Subsets of these stocks normally trade for less than a dollar and are often issued by highly speculative companies. When you can find pricing, it is often arbitrary and misleading.
Many of these stocks are legitimate; if highly speculative, companies. Unfortunately, they are also the weapon of choice for a particularly unscrupulous breed of stock manipulators.
Here is how this scam works:
You get a call or e-mail from a person who identifies himself as a broker with a hot deal. He may reference someone you know or use some other trick to gain your confidence. He encourages you to invest in this great, new, "undiscovered" company or some other come-on.
The great thing about this deal is that you can lock up 10,000 shares for just $5,000, again because the big boys" have not discovered this gem. If you cannot afford $5,000, he will try to get you in at a smaller amount.
You send him some money and, for the most part, that is the last you will see of it. You may get an update a few weeks after your check clears telling you things are going right on schedule, and wouldn't you like some more stock before it really starts to soar?
Behind the scenes, this broker and maybe 50 others are all calling prospects that are known or suspected of being gullible. The company they are touting may in fact be a legitimate company with no knowledge of this activity, or it can be a sham designed just for the purpose of parting you from your money.
The brokers own a big chunk of the stock and use the money you send to generate a lot of activity in the stock, which causes the price to rise.
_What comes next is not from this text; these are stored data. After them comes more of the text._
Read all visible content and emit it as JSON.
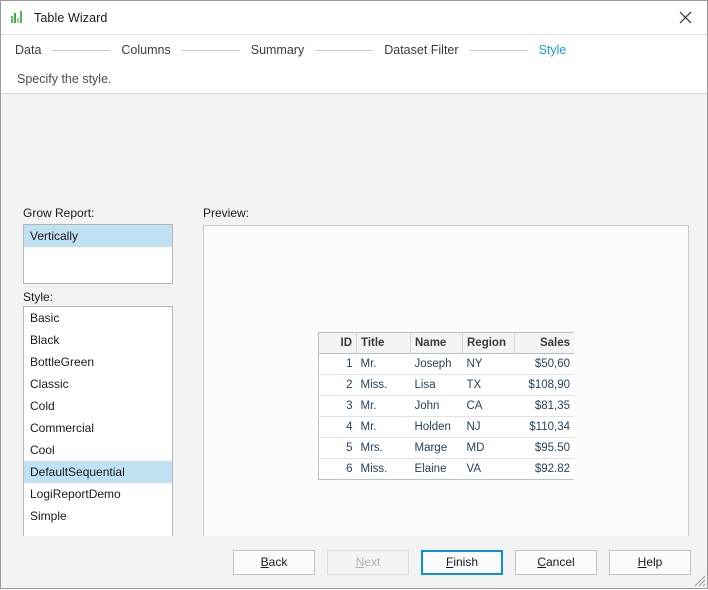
{
  "window": {
    "title": "Table Wizard",
    "icon": "bar-chart-icon",
    "close_icon": "close-icon",
    "accent_blue": "#1e9ae0",
    "selection_blue": "#bfe1f2"
  },
  "steps": [
    {
      "label": "Data",
      "active": false
    },
    {
      "label": "Columns",
      "active": false
    },
    {
      "label": "Summary",
      "active": false
    },
    {
      "label": "Dataset Filter",
      "active": false
    },
    {
      "label": "Style",
      "active": true
    }
  ],
  "description": "Specify the style.",
  "grow_report": {
    "label": "Grow Report:",
    "items": [
      {
        "label": "Vertically",
        "selected": true
      }
    ]
  },
  "style": {
    "label": "Style:",
    "items": [
      {
        "label": "Basic",
        "selected": false
      },
      {
        "label": "Black",
        "selected": false
      },
      {
        "label": "BottleGreen",
        "selected": false
      },
      {
        "label": "Classic",
        "selected": false
      },
      {
        "label": "Cold",
        "selected": false
      },
      {
        "label": "Commercial",
        "selected": false
      },
      {
        "label": "Cool",
        "selected": false
      },
      {
        "label": "DefaultSequential",
        "selected": true
      },
      {
        "label": "LogiReportDemo",
        "selected": false
      },
      {
        "label": "Simple",
        "selected": false
      }
    ]
  },
  "preview": {
    "label": "Preview:",
    "table": {
      "columns": [
        "ID",
        "Title",
        "Name",
        "Region",
        "Sales"
      ],
      "rows": [
        {
          "id": "1",
          "title": "Mr.",
          "name": "Joseph",
          "region": "NY",
          "sales": "$50,60"
        },
        {
          "id": "2",
          "title": "Miss.",
          "name": "Lisa",
          "region": "TX",
          "sales": "$108,90"
        },
        {
          "id": "3",
          "title": "Mr.",
          "name": "John",
          "region": "CA",
          "sales": "$81,35"
        },
        {
          "id": "4",
          "title": "Mr.",
          "name": "Holden",
          "region": "NJ",
          "sales": "$110,34"
        },
        {
          "id": "5",
          "title": "Mrs.",
          "name": "Marge",
          "region": "MD",
          "sales": "$95.50"
        },
        {
          "id": "6",
          "title": "Miss.",
          "name": "Elaine",
          "region": "VA",
          "sales": "$92.82"
        }
      ]
    }
  },
  "buttons": {
    "back": {
      "label": "Back",
      "mnemonic": "B",
      "rest": "ack",
      "disabled": false,
      "focused": false
    },
    "next": {
      "label": "Next",
      "mnemonic": "N",
      "rest": "ext",
      "disabled": true,
      "focused": false
    },
    "finish": {
      "label": "Finish",
      "mnemonic": "F",
      "rest": "inish",
      "disabled": false,
      "focused": true
    },
    "cancel": {
      "label": "Cancel",
      "mnemonic": "C",
      "rest": "ancel",
      "disabled": false,
      "focused": false
    },
    "help": {
      "label": "Help",
      "mnemonic": "H",
      "rest": "elp",
      "disabled": false,
      "focused": false
    }
  }
}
When the price gets where they want it, they dump their stock and walk away from the deal.
The stock crashes when the brokers' shares are dumped on the market and all the investors who thought they were getting in on a hot deal get burned instead.
These schemes have many variations, but result in the same conclusion: You lose your money.
Part of the problem is the market in penny stocks is virtually unregulated. If a broker from a licensed and registered dealer misleads you or does something fraudulent, you have regulatory bodies that can step in and set things right.
However, most of the penny stocks trade in an unregulated market, and many of the brokers who sell them are known securities law violators.
The bottom line is: Do not buy penny stocks.
IPOs
Initial public offerings (IPOs) occur when a company first issues stock to the public. They are the subjects of intense interest because their prices can jump so radically if the market takes a liking to the company.
When a company wants to move into the publicly traded sector, it plans to issue (sell) stock to the public through an offering. This offering is highly regulated and must meet a number of requirements before the stock can be sold to the public
The company picks an investment banking firm or firms to handle the offering. Once the offering is priced and packaged, a target date is set for the public sale.
However, before the public gets a shot at the stock, it is often sold to the investment banker's real customers, the retail stock brokerage firms. They in turn will offer it to their best customers before the public has a shot.
As you can see, there are several steps along the way; at every step the stock price goes up so that by the time it hits the streets for public sale, it may already be way above the initial price listed in the IPO documents.
All of this is perfectly legal and an accepted way of doing business, although there are a couple of Internet-based organizations that are trying some different methods. One company, Wit Capital (www.witcapitalmanagement.com), allocates IPO shares on a first come, first served basis and also does the underwriting itself.
Generally, IPOs are not good investments. Most of them are trading at or near their offering price within a year of going public, no matter how intense the interest for the first offering.
The people who make money on IPOs generally are big customers of retail brokers and get the good offering price. They usually will sell all or part of their original purchase for a hefty profit and, if they think the company is going to be a significant player, hold some for future appreciation.
Most of us will not get an IPO at or near the original offering price. We have to buy when the stock actually hits the market. If the company is hot, the price can skyrocket. If you can get in early and then get out, you may make a profit.
The bottom line on IPOs is that they are not good investments for the most part. If you want to chase them, do so with the understanding that it is a highly speculative activity and is not consistent with a sound investment strategy.